Recent decades have seen a surge in awareness about insect pollinator declines. Social bees receive the most attention, but most flower-visiting species are lesser known, non-bee insects. Nocturnal flower visitors, e.g. moths, are especially difficult to observe and largely ignored in pollination studies. Clearly, achieving balanced monitoring of all pollinator taxa represents a major scientific challenge. Here, we use time-lapse cameras for season-wide, day-and-night pollinator surveillance of Trifolium pratense (L.; red clover) in an alpine grassland. We reveal the first evidence to suggest that moths, mainly Noctua pronuba (L.; large yellow underwing), pollinate this important wildflower and forage crop, providing 34% of visits (bumblebees: 61%). This is a remarkable finding; moths have received no recognition throughout a century of T. pratense pollinator research.
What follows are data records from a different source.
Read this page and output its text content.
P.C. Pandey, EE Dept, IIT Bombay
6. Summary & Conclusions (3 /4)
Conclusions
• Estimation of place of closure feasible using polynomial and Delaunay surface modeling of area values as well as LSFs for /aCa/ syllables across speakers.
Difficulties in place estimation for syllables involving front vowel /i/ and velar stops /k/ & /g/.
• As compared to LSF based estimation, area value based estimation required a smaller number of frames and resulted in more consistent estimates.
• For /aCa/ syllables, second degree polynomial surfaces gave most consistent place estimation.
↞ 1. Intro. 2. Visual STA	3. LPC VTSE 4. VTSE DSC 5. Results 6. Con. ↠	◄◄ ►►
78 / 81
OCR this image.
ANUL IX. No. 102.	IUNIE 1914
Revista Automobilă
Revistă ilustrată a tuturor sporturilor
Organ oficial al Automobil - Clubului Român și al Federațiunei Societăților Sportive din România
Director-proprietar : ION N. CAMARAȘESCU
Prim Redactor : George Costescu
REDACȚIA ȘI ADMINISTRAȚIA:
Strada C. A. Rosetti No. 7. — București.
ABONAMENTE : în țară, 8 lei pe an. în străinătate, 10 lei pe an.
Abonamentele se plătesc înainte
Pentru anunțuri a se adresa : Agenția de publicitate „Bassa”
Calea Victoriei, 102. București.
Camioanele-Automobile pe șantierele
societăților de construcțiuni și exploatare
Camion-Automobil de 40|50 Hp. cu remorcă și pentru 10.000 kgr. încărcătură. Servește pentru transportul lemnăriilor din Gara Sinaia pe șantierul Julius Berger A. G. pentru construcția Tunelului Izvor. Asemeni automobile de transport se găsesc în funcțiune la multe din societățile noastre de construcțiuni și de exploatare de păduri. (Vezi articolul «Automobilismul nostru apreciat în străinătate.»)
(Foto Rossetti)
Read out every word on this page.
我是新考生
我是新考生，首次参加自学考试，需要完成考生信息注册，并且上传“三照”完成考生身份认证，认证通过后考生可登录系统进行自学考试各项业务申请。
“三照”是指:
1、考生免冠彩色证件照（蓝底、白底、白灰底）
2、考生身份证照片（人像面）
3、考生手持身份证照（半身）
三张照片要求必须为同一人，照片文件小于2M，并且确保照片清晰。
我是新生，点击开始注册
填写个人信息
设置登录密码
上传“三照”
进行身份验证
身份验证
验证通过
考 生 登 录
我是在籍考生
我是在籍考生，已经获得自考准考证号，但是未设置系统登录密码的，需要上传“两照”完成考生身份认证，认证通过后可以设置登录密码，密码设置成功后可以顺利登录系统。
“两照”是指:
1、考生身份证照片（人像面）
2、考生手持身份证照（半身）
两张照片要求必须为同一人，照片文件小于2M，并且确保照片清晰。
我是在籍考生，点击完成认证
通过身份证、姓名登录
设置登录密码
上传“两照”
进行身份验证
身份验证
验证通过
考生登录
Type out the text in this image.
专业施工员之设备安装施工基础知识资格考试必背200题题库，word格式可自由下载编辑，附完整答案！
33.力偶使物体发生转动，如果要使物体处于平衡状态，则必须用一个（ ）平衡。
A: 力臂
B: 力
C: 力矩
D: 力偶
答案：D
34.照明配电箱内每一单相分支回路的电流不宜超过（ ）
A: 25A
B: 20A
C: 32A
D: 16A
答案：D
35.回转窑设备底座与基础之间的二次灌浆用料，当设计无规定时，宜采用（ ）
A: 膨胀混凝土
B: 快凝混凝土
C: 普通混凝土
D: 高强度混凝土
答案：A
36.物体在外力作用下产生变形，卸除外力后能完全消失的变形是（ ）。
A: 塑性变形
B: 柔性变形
We conclude that despite a non-negligible frequency and duration of nocturnal flower visits, nocturnal pollinators of T. pratense have been systematically overlooked. We further show how the relationship between visitation and seed set may only become clear after accounting for moth visits. As such, population trends in moths, as well as bees, could profoundly affect T. pratense seed yield. Ultimately, camera surveillance gives fair representation to non-bee pollinators and lays a foundation for automated monitoring of species interactions in future.